Perché i sindacati oggi ci appaiono come un mondo conservatore, resistente e ancorato al passato? Le moderne società non hanno forse bisogno di forme che aggreghino i lavoratori che fornisca loro servizi e che li rappresenti?
Ancora una volta siamo di fronte ad un fenomeno culturale: il sindacato è infatti oggi l’espressione delle sue radici culturali di ieri. L’affermazione e il consolidamento del sindacato è avvenuta negli anni Cinquanta e Sessanta quando ha contribuito senza dubbio a migliorare le condizioni dei lavoratori e anche a stimolare la crescita economica. Il problema sta nel fatto che il contesto è oggi profondamente cambiato. Nei momenti di turbolenta crescita economica infatti è prioritario, per i lavoratori, ripartire la ricchezza e secondario preoccuparsi della sua generazione. Il valore viene creato da un sistema in espansione. Si tratta solo di stabilire come viene diviso. In questo contesto le istanze sociali nel mondo del lavoro sono necessariamente legate ad una sorta di contrapposizione che può sfociare anche in duri scontri. L’arma dello sciopero è peraltro efficace perché reca un danno consistente, in quanto può impedire di soddisfare una domanda di prodotti che permane sostenuta. Le lotte operaie sono state addirittura utili anche per sostenere la domanda interna, attraverso una diversa ripartizione del valore, che ha diffuso benessere ed è stata funzionale allo stesso capitalismo.

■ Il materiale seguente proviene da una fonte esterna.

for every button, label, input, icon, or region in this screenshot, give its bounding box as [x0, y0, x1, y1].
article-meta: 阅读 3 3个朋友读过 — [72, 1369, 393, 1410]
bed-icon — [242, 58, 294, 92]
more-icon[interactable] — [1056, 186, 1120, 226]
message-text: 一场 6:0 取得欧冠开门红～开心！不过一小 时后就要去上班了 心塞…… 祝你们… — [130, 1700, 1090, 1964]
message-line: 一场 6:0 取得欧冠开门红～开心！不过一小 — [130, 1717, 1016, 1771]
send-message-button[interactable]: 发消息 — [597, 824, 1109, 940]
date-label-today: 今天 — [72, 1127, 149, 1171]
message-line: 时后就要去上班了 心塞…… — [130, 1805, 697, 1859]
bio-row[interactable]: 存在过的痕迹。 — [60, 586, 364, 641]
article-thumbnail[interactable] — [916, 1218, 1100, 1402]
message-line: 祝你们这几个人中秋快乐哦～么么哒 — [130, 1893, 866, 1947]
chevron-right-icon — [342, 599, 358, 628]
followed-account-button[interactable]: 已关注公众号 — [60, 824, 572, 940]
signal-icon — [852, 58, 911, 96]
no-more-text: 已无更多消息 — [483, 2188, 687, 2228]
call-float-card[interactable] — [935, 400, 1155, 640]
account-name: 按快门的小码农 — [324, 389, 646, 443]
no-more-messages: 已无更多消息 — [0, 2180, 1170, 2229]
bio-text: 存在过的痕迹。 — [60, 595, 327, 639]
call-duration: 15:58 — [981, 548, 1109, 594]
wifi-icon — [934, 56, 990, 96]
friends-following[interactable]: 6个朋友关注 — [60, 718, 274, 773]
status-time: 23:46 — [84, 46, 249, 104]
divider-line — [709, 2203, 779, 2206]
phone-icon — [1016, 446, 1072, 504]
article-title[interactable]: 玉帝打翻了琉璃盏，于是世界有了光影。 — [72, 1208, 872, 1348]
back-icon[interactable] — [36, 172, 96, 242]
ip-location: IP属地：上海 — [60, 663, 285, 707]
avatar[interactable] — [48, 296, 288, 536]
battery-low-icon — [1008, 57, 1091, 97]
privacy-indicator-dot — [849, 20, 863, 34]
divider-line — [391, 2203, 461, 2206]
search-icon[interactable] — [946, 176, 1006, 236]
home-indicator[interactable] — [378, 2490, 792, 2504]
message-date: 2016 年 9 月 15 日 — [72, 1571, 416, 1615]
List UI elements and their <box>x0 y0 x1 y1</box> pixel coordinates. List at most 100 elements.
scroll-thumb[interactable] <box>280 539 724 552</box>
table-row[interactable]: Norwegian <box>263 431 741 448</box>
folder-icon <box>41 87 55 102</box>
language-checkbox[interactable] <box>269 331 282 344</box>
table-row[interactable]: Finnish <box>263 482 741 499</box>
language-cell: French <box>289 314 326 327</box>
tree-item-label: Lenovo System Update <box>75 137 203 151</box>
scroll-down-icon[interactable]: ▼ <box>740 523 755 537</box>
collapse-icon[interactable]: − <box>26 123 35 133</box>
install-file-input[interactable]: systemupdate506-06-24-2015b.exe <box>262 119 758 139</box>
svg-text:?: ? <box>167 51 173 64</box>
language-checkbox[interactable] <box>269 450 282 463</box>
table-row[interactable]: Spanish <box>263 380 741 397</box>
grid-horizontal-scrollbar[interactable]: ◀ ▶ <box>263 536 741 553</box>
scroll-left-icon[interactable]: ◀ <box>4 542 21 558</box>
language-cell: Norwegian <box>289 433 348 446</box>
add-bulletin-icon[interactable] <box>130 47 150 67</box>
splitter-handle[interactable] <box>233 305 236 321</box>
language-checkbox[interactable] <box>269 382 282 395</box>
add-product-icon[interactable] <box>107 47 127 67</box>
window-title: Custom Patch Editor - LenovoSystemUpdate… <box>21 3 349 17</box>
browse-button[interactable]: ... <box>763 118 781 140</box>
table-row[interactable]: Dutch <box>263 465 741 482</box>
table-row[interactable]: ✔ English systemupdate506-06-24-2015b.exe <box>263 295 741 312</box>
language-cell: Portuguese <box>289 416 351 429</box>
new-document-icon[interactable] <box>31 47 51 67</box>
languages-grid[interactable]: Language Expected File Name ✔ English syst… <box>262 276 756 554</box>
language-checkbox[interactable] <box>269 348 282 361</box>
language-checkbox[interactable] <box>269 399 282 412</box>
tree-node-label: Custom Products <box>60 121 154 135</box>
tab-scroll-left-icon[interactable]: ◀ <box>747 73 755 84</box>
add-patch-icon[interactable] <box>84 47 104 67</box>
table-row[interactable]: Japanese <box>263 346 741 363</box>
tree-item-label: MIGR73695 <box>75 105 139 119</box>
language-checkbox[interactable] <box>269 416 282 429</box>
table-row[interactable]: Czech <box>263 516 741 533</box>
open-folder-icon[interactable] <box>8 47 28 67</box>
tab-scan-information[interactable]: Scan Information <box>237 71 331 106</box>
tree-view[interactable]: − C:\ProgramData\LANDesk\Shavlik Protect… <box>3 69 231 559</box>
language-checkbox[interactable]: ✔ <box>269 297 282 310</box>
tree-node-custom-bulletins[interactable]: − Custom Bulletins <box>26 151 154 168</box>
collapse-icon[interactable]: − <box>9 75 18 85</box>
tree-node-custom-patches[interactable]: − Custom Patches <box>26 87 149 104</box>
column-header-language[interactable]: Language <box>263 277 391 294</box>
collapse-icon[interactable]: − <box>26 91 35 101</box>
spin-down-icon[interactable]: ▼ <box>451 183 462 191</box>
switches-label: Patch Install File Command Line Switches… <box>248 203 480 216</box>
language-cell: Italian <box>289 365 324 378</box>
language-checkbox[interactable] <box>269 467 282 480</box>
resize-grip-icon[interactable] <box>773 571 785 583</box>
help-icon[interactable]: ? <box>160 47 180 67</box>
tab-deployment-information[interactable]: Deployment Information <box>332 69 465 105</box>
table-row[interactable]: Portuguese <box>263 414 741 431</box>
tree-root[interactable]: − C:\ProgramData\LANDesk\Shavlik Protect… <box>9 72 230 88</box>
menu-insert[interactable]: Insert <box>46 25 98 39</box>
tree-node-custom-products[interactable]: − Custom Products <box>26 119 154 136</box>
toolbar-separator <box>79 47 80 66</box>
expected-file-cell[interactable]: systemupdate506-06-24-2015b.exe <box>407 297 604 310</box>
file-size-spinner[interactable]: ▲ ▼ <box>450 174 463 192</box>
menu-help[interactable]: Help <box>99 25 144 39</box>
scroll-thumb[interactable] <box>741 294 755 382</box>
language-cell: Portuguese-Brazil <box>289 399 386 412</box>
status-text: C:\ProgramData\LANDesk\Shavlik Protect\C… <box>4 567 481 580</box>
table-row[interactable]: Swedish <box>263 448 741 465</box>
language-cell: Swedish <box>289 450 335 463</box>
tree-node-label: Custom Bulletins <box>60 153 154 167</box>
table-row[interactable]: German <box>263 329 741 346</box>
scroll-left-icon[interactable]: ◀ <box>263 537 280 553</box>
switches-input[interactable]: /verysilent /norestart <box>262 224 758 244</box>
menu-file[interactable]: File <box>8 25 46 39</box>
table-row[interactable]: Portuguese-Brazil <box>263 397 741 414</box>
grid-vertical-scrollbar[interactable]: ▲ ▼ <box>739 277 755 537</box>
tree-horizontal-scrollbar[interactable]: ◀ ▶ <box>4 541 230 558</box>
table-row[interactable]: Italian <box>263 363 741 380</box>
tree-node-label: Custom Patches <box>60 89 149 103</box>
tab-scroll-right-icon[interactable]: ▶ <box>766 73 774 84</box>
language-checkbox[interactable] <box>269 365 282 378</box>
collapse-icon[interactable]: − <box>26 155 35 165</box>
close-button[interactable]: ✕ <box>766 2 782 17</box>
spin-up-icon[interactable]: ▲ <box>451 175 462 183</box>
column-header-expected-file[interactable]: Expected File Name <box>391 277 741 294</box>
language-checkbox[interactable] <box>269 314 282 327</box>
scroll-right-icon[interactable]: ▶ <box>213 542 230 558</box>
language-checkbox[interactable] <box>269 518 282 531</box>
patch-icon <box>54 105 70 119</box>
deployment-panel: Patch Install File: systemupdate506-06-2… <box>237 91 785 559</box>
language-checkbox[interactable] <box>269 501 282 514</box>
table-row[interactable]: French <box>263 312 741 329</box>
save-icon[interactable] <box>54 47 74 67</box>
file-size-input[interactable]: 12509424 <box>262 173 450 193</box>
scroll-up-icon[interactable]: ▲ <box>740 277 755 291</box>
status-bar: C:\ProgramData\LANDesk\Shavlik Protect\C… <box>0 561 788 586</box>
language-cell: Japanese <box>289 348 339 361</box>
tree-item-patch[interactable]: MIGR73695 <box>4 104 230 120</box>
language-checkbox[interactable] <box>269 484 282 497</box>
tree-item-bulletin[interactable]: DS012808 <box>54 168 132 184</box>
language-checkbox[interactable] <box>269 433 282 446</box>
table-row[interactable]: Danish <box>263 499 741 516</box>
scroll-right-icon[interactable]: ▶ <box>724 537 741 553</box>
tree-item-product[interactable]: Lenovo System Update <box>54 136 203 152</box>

Se applichiamo però una politica sindacale spartitoria in un momento in cui vi è contrazione economica e il problema è invece quello della generazione di nuova ricchezza, otteniamo le storture che sono sotto i nostri occhi e che portano a ritenere il sindacato inutile o dannoso per l’intera società.
Quando un’impresa (fatta di un sistema imprenditoriale, organizzazione, esperienze, cultura e relazioni con clienti, fornitori, fisco, territorio e lavoratori) sparisce, non sparisce solo un pezzo di essa (il cosiddetto padrone), ma sparisce tutto il complesso di interessi di cui l’azienda rappresenta il punto nodale. Il danno sociale è enorme.
Se il sindacato, nei momenti economici favorevoli, può e deve avere (nell’interesse di tutti) un atteggiamento orientato alla contrapposizione in funzione spartitoria, potendosi disinteressare di come il valore viene generato, in periodi in cui occorre generare nuova ricchezza è esattamente l’opposto. In simili momenti l’interesse dei lavoratori è orientato al come si possa concorrere al rilancio e al rinnovamento dell’azienda: dalla logica spartitoria si passa a una logica di sviluppo. Le oscillazioni della domanda, il sorgere di opportunità conseguenti all’apertura di nuovi mercati, il modo di superare un momento di crisi o come garantire l’esecuzione di una commessa non sono, in periodi come quello che viviamo, semplicemente un problema del management, ma riguardano l’insieme dell’azienda e anche e soprattutto chi ci lavora.
I problemi non sono solo di una parte (“saranno ben fatti dell’imprenditore”) ma di entrambe e il ruolo del sindacato, in questa situazione, è quello di diventare propositivo e assumersi responsabilità nel rilancio dell’impresa favorendo nuove e più flessibili forme di gestione ed esecuzione del lavoro. Ancora una volta suggerimenti ci vengono dalla Germania, ad esempio con i molti casi che abbiamo osservato nel settore metalmeccanico. È questo il salto culturale che anche l’Italia si aspetta e anche un’occasione storica di rinnovamento per il sindacato.